Friday: We are going to open up with deadlifts today. Like the rest of the days this week you will have five sets of five at 65% of the one rep max you established last week. After this we are going to hit a fairly recent Open workout from 2019. This will be 19.3. This is a chipper of 200 feet single arm overhead walking lunges, 50 alternating single dumbbell step ups, 50 straight handstand push-ups, and a 200 foot handstand walk. This is a highly skilled gut check where you guys are going to experience heavy shoulder and leg fatigue. Push the pace early on and then look to settle into a strategic rep scheme to stay in attack mode and on the move. There are some standards involved in this workout so be sure to get to the whiteboard and pay attention to your coaches as they go over the movements today.
Saturday: Partner workout! Love Saturdays at Simplicity for that very reason! “Echo” is going to consist of 20 rope climbs, 80 calories on the rower, and then 60 clean and jerks at 135/95lbs. You may split each movement up as desired between you and your partner. We are looking for a consistent moderate effort with strategic rep schemes to allow both partners to maintain a constant output. This workout attacks the grip from start to finish so be warned! Have fun with this one today and remember to encourage and motivate your partner while they are working!

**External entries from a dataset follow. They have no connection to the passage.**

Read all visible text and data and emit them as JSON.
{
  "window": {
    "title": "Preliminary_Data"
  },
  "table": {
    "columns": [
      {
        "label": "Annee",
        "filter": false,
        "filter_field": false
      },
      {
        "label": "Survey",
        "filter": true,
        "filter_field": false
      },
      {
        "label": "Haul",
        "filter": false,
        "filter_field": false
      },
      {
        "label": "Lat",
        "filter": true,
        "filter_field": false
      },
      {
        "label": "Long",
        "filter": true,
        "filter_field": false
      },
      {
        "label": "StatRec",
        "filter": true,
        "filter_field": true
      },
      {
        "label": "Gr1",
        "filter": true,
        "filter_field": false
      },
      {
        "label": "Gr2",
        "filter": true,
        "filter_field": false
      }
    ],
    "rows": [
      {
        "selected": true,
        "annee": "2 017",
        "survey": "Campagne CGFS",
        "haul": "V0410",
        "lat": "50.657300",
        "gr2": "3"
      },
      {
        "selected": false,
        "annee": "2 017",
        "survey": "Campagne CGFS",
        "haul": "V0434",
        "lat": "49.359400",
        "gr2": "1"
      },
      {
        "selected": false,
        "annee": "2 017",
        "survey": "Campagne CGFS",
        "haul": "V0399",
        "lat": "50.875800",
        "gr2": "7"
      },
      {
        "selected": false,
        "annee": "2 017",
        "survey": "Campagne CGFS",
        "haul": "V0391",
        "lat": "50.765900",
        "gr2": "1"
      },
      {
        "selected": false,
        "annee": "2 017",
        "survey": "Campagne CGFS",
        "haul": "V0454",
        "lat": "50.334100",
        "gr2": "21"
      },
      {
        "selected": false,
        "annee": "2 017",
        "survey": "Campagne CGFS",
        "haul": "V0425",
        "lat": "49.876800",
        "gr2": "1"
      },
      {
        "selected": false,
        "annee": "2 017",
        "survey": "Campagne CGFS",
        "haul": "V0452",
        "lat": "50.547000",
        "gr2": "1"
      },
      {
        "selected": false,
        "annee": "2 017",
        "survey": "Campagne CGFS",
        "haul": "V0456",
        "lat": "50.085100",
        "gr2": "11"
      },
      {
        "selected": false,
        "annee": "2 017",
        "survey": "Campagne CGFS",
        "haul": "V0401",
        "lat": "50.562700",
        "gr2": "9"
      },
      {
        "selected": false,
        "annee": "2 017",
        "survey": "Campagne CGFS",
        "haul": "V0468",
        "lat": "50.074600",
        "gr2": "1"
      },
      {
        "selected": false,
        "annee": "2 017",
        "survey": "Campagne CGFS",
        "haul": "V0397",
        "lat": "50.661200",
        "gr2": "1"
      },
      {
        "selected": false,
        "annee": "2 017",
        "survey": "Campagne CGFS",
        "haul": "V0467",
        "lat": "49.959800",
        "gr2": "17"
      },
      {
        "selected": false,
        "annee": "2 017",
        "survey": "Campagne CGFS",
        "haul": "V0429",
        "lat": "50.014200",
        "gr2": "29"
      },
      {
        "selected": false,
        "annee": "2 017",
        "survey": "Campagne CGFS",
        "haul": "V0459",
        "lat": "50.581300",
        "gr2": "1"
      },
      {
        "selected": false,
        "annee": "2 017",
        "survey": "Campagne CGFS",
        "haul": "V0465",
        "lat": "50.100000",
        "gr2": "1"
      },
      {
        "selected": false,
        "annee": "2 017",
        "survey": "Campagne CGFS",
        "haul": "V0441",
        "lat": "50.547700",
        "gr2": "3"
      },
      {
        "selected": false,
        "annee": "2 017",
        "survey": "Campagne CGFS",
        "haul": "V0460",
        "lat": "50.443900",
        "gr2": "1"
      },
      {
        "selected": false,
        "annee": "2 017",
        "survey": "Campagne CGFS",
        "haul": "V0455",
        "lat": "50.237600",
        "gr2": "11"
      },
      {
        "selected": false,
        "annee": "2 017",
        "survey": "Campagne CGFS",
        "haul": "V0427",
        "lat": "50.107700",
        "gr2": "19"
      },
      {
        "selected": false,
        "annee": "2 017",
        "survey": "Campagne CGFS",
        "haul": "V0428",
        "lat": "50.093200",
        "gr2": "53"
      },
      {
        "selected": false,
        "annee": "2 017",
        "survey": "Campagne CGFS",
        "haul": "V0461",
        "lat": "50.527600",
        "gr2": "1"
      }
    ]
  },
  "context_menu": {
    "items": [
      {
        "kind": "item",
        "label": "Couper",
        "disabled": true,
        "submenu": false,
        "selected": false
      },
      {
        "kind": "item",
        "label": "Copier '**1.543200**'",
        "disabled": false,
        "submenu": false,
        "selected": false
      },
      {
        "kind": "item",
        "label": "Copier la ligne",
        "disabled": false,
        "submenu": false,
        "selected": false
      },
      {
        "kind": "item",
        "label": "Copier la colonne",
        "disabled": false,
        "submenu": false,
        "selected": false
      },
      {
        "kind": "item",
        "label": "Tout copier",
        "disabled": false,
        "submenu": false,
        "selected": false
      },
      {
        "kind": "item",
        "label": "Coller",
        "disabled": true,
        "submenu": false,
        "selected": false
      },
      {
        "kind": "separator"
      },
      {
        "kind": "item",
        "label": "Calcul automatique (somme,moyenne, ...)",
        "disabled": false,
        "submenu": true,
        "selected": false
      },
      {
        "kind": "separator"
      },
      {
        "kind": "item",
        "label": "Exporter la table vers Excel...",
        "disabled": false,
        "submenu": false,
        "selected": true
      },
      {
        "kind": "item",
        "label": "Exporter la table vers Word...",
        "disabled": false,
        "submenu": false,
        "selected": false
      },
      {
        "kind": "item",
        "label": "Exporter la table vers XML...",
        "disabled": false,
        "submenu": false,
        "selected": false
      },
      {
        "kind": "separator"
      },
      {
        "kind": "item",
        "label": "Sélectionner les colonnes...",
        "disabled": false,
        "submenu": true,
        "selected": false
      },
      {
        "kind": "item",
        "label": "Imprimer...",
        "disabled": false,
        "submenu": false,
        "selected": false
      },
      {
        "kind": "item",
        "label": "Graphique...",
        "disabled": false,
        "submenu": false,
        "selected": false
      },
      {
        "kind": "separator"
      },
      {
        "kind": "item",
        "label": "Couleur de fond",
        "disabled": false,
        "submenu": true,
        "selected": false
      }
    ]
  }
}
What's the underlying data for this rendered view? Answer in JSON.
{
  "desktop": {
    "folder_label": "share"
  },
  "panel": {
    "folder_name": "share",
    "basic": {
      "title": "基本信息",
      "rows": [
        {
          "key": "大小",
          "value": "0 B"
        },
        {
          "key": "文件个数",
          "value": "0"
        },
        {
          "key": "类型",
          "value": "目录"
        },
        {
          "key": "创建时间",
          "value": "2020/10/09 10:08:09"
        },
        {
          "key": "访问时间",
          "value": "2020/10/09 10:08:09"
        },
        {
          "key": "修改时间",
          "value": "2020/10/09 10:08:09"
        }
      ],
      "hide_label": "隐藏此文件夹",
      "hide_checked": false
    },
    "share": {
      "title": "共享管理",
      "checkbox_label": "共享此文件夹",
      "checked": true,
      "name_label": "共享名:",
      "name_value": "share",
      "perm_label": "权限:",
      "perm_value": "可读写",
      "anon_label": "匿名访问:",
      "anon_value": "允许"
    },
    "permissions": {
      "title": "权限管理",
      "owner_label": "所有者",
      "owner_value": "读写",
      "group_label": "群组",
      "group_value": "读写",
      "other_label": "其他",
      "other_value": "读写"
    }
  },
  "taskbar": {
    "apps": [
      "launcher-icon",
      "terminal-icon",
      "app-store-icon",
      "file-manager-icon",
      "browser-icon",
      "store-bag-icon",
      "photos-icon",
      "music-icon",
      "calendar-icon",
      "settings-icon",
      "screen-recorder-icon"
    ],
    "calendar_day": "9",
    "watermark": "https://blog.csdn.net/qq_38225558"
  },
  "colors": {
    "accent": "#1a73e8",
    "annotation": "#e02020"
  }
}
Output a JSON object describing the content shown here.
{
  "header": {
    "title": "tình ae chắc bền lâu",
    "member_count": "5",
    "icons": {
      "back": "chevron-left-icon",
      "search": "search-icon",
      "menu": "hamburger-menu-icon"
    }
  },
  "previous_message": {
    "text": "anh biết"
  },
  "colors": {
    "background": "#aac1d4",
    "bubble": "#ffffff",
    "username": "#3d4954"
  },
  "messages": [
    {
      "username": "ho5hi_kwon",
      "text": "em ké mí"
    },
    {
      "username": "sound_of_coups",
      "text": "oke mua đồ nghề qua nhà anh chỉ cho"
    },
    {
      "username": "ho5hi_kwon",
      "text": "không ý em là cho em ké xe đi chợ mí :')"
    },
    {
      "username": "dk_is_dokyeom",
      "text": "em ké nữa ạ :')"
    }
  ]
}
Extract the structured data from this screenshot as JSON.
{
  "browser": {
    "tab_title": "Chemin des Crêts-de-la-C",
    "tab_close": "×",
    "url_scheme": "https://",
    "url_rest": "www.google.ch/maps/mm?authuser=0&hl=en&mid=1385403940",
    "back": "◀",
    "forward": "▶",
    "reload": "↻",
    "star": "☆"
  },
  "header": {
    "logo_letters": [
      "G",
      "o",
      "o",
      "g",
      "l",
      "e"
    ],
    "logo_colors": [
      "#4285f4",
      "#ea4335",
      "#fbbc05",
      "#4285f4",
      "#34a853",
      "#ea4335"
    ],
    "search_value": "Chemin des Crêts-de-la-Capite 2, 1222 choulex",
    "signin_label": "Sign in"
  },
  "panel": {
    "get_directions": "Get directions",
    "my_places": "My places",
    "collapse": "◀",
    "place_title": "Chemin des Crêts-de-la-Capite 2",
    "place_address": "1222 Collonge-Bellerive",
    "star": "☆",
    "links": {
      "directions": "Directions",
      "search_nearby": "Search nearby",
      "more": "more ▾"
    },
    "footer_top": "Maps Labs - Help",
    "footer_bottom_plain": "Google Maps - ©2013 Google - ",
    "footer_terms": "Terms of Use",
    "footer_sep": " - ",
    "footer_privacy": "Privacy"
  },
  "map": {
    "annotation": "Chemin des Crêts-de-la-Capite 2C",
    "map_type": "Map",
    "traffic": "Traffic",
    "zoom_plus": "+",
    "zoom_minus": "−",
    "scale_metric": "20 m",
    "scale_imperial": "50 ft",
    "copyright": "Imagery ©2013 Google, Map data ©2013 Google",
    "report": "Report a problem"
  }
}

Well that’s all we got for the CrossFit Simplicity Weekly Rundown today. We certainly hope you guys are being safe but also are enjoying some of this snow and ice. That should add a little bit of easy reading material to your day and get you excited and fired up for next week. You guys have really been staying consistent and putting in some hard work and it’s already showing. Stay consistent this week and let’s keep the needle moving on this year‘s goals. Enjoy the rest of your snow day and get plenty of rest and relaxation so we can hit it hard this week. See you all in class!